Politische Reaktionen auf die hohen Gewaltraten
In politischen Kampagnen ist das Thema der öffentlichen Sicherheit stets sehr präsent, und zwar ausschließlich in vereinfachenden Slogans zu „mehr Sicherheit“, im Sinne von mehr Repression. Eine häufige und immer wiederkehrende politische Forderung ist die Herabsetzen der Altersgrenze der Strafmündigkeit auf 16 Jahre. Diese Debatte wird durch Medien mit ihrer sensationalistischen Berichterstattung und vereinfachenden Darstellung wesentlich beeinflusst. Ein Großteil der Wähler*innen stimmt laut Meinungsumfragen dem Herabsetzen der Altersgrenze der Strafmündigkeit zu. Kinderrechts- und Menschenrechtsorganisationen betreiben Aufklärungsarbeit gegen diese Vorschläge.
Doch es gibt auch innovative Ansätze Im Bundesstaat Rio Grande do Sul wurde das Programm „Territorios da Paz“ (Territorien des Friedens) entwickelt, bei dem das Konzept der Community-Polizei eingeführt wird und Fortbildungen für Polizisten im Umgang mit Jugendgewalt durchgeführt werden.

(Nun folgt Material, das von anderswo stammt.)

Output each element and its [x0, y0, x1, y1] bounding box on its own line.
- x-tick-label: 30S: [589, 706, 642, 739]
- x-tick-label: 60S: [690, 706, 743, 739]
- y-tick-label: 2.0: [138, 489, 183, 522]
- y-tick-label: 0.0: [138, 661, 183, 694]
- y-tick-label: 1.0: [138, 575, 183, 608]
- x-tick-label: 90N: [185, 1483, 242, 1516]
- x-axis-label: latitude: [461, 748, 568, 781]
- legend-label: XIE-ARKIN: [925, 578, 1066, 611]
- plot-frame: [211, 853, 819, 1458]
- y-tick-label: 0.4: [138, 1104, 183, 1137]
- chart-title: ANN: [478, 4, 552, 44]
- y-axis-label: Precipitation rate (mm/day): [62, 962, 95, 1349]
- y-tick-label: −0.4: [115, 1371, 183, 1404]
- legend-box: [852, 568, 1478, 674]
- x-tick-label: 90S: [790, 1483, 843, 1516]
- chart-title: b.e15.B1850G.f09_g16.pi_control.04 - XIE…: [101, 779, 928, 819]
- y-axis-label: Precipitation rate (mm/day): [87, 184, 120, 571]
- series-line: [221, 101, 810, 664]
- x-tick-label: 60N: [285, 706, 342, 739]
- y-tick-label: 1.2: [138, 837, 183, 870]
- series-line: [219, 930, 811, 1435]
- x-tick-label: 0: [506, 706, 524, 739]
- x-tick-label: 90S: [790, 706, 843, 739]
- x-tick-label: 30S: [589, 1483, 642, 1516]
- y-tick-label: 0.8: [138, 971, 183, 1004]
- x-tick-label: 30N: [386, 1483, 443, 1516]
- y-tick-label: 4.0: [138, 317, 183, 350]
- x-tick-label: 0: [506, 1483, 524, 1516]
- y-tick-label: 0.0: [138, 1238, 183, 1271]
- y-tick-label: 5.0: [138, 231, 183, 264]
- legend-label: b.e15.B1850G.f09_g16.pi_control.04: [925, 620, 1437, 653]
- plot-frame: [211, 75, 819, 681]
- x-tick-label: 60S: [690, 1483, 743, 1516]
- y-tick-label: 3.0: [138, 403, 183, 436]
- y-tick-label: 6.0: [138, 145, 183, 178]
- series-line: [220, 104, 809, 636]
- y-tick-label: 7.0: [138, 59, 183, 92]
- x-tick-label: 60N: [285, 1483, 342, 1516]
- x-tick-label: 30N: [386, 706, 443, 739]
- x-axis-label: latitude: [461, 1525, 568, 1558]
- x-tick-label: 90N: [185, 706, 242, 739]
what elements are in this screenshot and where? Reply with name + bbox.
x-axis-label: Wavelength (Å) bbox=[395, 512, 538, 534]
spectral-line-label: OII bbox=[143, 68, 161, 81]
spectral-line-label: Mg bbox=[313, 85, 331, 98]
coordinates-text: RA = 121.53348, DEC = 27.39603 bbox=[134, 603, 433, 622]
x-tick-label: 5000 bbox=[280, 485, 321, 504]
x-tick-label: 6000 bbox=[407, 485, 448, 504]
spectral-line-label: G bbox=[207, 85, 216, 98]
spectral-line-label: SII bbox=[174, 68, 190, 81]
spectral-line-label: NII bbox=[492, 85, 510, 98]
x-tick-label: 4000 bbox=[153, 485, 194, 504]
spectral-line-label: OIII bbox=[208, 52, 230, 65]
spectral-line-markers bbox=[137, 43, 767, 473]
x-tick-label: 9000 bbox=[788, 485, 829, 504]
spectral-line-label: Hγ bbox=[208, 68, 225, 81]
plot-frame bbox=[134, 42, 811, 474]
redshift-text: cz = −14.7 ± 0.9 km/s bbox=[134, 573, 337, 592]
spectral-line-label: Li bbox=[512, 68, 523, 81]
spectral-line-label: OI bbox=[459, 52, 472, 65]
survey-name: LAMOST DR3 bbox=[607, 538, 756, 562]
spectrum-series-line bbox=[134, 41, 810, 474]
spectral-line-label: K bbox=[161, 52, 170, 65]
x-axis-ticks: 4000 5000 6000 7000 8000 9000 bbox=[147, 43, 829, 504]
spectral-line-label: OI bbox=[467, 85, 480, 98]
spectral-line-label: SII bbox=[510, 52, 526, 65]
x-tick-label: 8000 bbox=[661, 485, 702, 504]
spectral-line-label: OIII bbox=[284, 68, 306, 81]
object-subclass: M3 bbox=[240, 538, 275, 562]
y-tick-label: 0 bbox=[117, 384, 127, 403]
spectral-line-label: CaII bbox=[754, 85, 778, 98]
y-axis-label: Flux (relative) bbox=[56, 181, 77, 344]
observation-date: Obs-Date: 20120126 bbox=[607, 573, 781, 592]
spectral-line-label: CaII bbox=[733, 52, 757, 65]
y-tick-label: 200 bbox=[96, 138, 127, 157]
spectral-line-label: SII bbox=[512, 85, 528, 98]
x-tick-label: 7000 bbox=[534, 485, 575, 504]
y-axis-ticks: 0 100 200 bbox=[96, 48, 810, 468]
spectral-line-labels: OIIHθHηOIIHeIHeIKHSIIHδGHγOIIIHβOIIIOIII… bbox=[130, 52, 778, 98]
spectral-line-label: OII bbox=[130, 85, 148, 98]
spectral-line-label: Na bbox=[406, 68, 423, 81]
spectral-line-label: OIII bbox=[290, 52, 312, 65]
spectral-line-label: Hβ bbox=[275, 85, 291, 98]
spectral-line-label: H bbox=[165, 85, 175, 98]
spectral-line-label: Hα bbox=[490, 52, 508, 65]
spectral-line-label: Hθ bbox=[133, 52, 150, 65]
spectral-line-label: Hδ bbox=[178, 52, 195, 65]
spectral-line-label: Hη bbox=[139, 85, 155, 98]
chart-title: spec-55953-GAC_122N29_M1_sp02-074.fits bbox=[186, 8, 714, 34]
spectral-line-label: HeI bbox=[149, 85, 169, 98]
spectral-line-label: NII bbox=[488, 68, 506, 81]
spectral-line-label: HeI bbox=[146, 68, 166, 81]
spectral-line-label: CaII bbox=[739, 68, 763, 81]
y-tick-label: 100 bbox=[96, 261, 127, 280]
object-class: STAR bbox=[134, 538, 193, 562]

Beispiele für Projektinterventionen
Ein wichtiger Ansatz in der Sozialarbeit mit Jugendlichen in der städtischen Peripherie ist es ihr Selbstbewusstsein zu stärken und ihnen mit affirmativen Maßnahmen soziale Wertschätzung zu vermitteln. Das kann zum Beispiel durch die Förderung künstlerischer und sportliche Aktivitäten erreicht werden. Frei Luciano berichte von einem erfolgreichen Jugendorchester in Porto Alegre, bei dem 600 Jugendliche aus armen Stadtteilen gezielt unterstützt werden. Weiterhin ist es zentral den Zugang zu Bildung und Arbeitsplätzen zu fördern.
Bei Fällen von straffällig gewordenen Jugendlichen ist es wichtig Alternativen für den üblichen Jugendstrafvollzug zu entwickeln. Denn die Justizanstalten wirken meist als eine „Schule der Gewalt“ in der die Jugendlichen in Kontakt mit dem organisierten Verbrechen geraten. Frei Luciano berichtet über seine Erfahrungen mit Ansätzen der restaurativen Gerechtigkeit. Dabei handelt es sich um alternative Form der Konflikttransformation, Alternative zu gängigen gerichtlichen Strafverfahren oder auch gesellschaftliche Initiativen außerhalb des Staatssystems. In den Sitzungen de restaurativen Gerechtigkeit (ciclos restaurativas) treffen direkt Beteiligten (Geschädigte, Beschuldigte) und Mitglieder der Gemeinschaft zu einer Suche nach Lösungen zusammen. Dabei wird auf Wiedergutmachung materieller und immaterieller Schäden und die Wiederherstellung von positiven sozialen Beziehungen abgezielt.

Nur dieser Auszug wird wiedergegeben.